Olacak olan şudur; barış sürecinde ateşkes sağlanacak, yeni Anayasa’da yerel yönetimler güçlendirilecek ve belki Türkiye başkanlık sistemine geçecektir.

Türkiye’nin uniter yapısı bozulmaz. Kürtler özerk bir devlet olmaz, Kürt bölgesinde bağımsız bir Kürt silahlı gücüne ve bağımsız bir polis teşkilatına izin verilmez.

Bunun Öcalan ve Kürtler de biliyor..

Öcalan süreci çok iyi okumakta.. Konjonktürü görmekte ve Okyanus ötesine, Fethullah Gülen’e selam göndermekte ve “ Muhterem Fethullah Gülen’e selam söyleyin, onu en iyi ben anlarım..” demektedir.

Gülen barış süreci için “Sulhta hayır vardır.” Demişti..




Barış süreci, büyük Türkiye ve kanı durdurma sloganı ile yürüyecek, barış kısa sürede sağlanacak ve Erdoğan kanı durduran, büyük Türkiye’nin önünü açan siyasi lider olarak 2014 ve 2015 seçimlerini kazanacak ve belki Nobel Barış ödülünü de alacaktır.

Kürtler için bu süreç nihai amaca giden bir süreç olmaz. Konjonktür bir kez daha Erdoğan’dan yana. Aydınlık Gazetesinin yazdığı gibi “ ABD; İran-Irak-Suriye-Lübnan hattına karşı Türkiye-Kürdistan-İsrail hattı inşa etme peşinde..”

İşte Erdoğan bu konjonktürel durumdan yararlanarak önündeki engelleri aşacaktır.

CHP belki de ilk kez doğru bir politika izliyor ve susuyor. Genel Başkan yardımcısı Haluk Koç ” bazen susmakta bir politikadır.”  Diyor. CHP susarak en azından oy kaybetmeyecektir, susabilirse…

Böylece, Erdoğan bir kez daha muhaliflerini kötü bir muhalefete mahküm etmektedir.

Barış sürecinden en karlı çıkacak olan Recep Tayyip Erdoğan’dır.  Güray Öz, 24 Mart tarihli Cumhuriyet Gazetesindeki yazısında şöyle diyor:

“Kürtler yalnızca yerel yönetimler, valiler vb. konularda yoğunlaşır, karşılığında başkanlık sistemine ya da bir başka formüle evet derlerse büyük bir yanlışa düşmüş olacaklardır.
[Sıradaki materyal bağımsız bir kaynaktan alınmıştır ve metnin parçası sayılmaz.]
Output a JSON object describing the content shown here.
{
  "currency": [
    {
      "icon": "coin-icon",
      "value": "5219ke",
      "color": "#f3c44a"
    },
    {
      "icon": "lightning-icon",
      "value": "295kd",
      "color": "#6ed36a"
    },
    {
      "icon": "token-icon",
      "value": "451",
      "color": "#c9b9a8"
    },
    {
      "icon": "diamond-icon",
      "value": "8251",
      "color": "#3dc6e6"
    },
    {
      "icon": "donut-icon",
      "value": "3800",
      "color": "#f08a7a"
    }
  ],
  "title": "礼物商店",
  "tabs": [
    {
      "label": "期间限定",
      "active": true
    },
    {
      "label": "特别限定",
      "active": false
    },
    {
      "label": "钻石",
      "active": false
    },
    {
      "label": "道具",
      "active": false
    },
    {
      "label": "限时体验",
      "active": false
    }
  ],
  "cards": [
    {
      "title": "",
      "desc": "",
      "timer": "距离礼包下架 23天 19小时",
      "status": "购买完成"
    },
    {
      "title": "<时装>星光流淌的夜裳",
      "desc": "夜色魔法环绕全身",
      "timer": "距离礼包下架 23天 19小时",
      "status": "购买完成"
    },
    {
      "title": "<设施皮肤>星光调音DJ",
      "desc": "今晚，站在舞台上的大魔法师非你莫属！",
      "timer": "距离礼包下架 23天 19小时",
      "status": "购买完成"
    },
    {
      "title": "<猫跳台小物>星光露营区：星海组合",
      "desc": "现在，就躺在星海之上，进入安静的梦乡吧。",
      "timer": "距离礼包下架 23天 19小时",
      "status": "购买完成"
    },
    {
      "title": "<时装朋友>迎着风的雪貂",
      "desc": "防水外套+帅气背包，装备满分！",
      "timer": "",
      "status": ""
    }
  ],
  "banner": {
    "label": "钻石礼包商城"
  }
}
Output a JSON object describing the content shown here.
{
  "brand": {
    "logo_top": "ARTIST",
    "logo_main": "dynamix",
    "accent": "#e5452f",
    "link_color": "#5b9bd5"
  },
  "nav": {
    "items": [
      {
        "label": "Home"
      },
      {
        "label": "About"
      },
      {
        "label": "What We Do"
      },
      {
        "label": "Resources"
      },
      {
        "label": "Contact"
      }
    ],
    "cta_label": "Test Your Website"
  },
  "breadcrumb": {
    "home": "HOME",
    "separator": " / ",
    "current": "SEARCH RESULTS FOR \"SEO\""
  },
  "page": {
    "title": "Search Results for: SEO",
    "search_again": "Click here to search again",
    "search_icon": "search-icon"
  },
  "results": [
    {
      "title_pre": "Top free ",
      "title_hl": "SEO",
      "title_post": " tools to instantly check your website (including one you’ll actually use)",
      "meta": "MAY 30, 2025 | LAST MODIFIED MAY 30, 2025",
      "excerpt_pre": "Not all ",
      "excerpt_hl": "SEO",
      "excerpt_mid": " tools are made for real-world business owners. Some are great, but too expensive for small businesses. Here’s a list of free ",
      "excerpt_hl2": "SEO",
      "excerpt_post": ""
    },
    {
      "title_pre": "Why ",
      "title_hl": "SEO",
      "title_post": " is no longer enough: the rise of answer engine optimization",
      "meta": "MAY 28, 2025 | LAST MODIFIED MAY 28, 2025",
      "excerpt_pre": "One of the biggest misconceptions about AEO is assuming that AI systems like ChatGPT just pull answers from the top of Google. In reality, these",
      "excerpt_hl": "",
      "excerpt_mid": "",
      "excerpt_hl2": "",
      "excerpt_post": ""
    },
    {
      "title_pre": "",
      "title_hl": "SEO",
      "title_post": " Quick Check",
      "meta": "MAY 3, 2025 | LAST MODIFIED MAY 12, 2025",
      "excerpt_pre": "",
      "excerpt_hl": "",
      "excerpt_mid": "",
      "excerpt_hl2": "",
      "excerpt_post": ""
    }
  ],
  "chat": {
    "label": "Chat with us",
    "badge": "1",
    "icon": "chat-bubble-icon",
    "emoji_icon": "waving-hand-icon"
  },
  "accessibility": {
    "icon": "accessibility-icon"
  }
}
Kürt aydınları da, Türk aydınları da Başbakan Erdoğan’ın kendi mesajları ile örtüştüğünü söylediği Öcalan mektubunun başka mesajlarla, başka gelişmelerle örtüşüp örtüşmediğine de baksalar iyi olacaktır”.

Güray Öz  “Proje Hız Kazandı” yazısını bu sözlerle bitiriyor. Bu görüşe tamamen katılıyoruz.  Ancak Kürtler neye dikkat ederlerse etsinler alacakları en büyük taviz yerel yönetimlerdir.

Sürecin diğer önemli sonucu ise Ergenekon, Balyoz ve KCK’yı kapsayacak bir aftır. Öcalan serbest kalmasa bile özgürleşecek, en azından İmralı’da veya başka bir yerde gözetim altında serbestçe siyaset yapabilecektir.